Seriously, it’s not that hard. V, not PH.
That person on Instagram who posts all the lovely pictures keeps making the same mistake. Very annoying.
 
They did meet at a Patti Smith concert, it's in Morrissey's Autobiography.

Hmm, slightly conflicting then, not that it really matters [this from Severed Alliance]:

Four years before, Billy Duffy had shown Maher some lyrics that Morrissey had written for The Nosebleeds, and Johnny recalled that they were reasonably good. He was vaguely aware of Steven Morrissey as a person who wrote letters to the music press and remembered seeing him fleetingly at a Patti Smith concert at the Apollo, Manchester, on 31 August 1978. Morrissey was in the company of mutual friends from Wythenshawe, including Stephen Pomfret and Billy Duffy. It’s doubtful that they’d even spoken a word to each other at the time, beyond a quick hello, as Maher was merely tagging along. “I did not like him then,” Morrissey later admitted. “We were continents apart.”
 
From Set The Boy Free:

"I went on my own to the Patti Smith show, but when I got there I saw Billy Duffy with a couple of guys in the bar.
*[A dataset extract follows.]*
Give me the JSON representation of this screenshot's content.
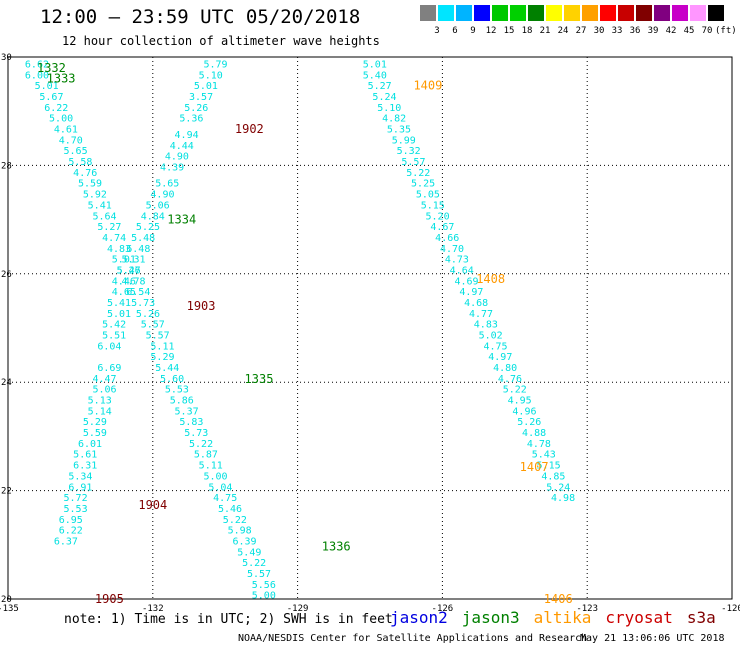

I went over and he introduced me to Howard Bates from Slaughter and the Dogs; Phil Fetcher, who I recognised from Wythenshawe; and a guy with glasses called Steven Morrissey, whose name I’d heard because he was in a new version of The Nosebleeds with Billy. I said hello and then went to see what was happening inside the hall.
I was stood right at the front when Patti Smith came on with her band, and it was like witnessing an incantation. I thought she was on another plane. The show was electricity, rock ’n’ roll and ritual, and the stage seemed like a different dimension, one I knew I had to live in myself. The next day the world felt different. It was another sign along the road."

Regards,
FWD.
 
Excerpt from Morrissey's Autobiography, after Johnny knocks on his door:

‘We’ve met before, y’know,’ he says, ‘I’m glad you don’t remember.’

Ooh, but I do.

It had been in the foyer of the Ardwick Apollo, where Patti Smith had displayed her radiant stallions gradually lapping into seahorses nervousness. I stood in conversation with Philip Towman (another Wythenshawe musicologist), when Johnny first shoved his face in, and he said, ‘You’ve got a funny voice.’ The comment contained an oblique confession, which said: you don’t talk as shockingly bad as I do. In fact, Johnny later confessed that prior to meeting me he had pronounced the word ‘guitar’ without the t, so Ardwick-mangled the parlance. I couldn’t imagine how this would be possible, or how he could be understood. I am shaken when I hear Johnny play guitar, because he is quite obviously gifted and almost unnaturally multi-talented. Since he shows an exact perspective on all things, I can’t help but wonder: What is he doing here with me? Formulating writing systems and mapping out how best to blend our dual natures – here, against the hiss of the paraffin lamp, and me wrapped in the sanctity of an enormous overcoat acquired in a Denver charity shop for $5. Why has Johnny not already sprayed his mark – elsewhere, with others less scarred and less complicated than I am? It seemed to me that Johnny had enough spark and determination to push his way in amongst Manchester’s headhunters – yet here he was, with someone whose natural bearing discouraged openness. Stranger still, we get on very well. It is a matter of finding yourself in possession of the one vital facet that the other lacks, but needs.
 
Absolutely top bloke, Billy. I still maintain that the Death Cult Ep was an absolute high point in early 80s pop/rock.


I hope he treats his girlfriend on Real Housewives of Cheshire better than his girlfriend on Married to Rock.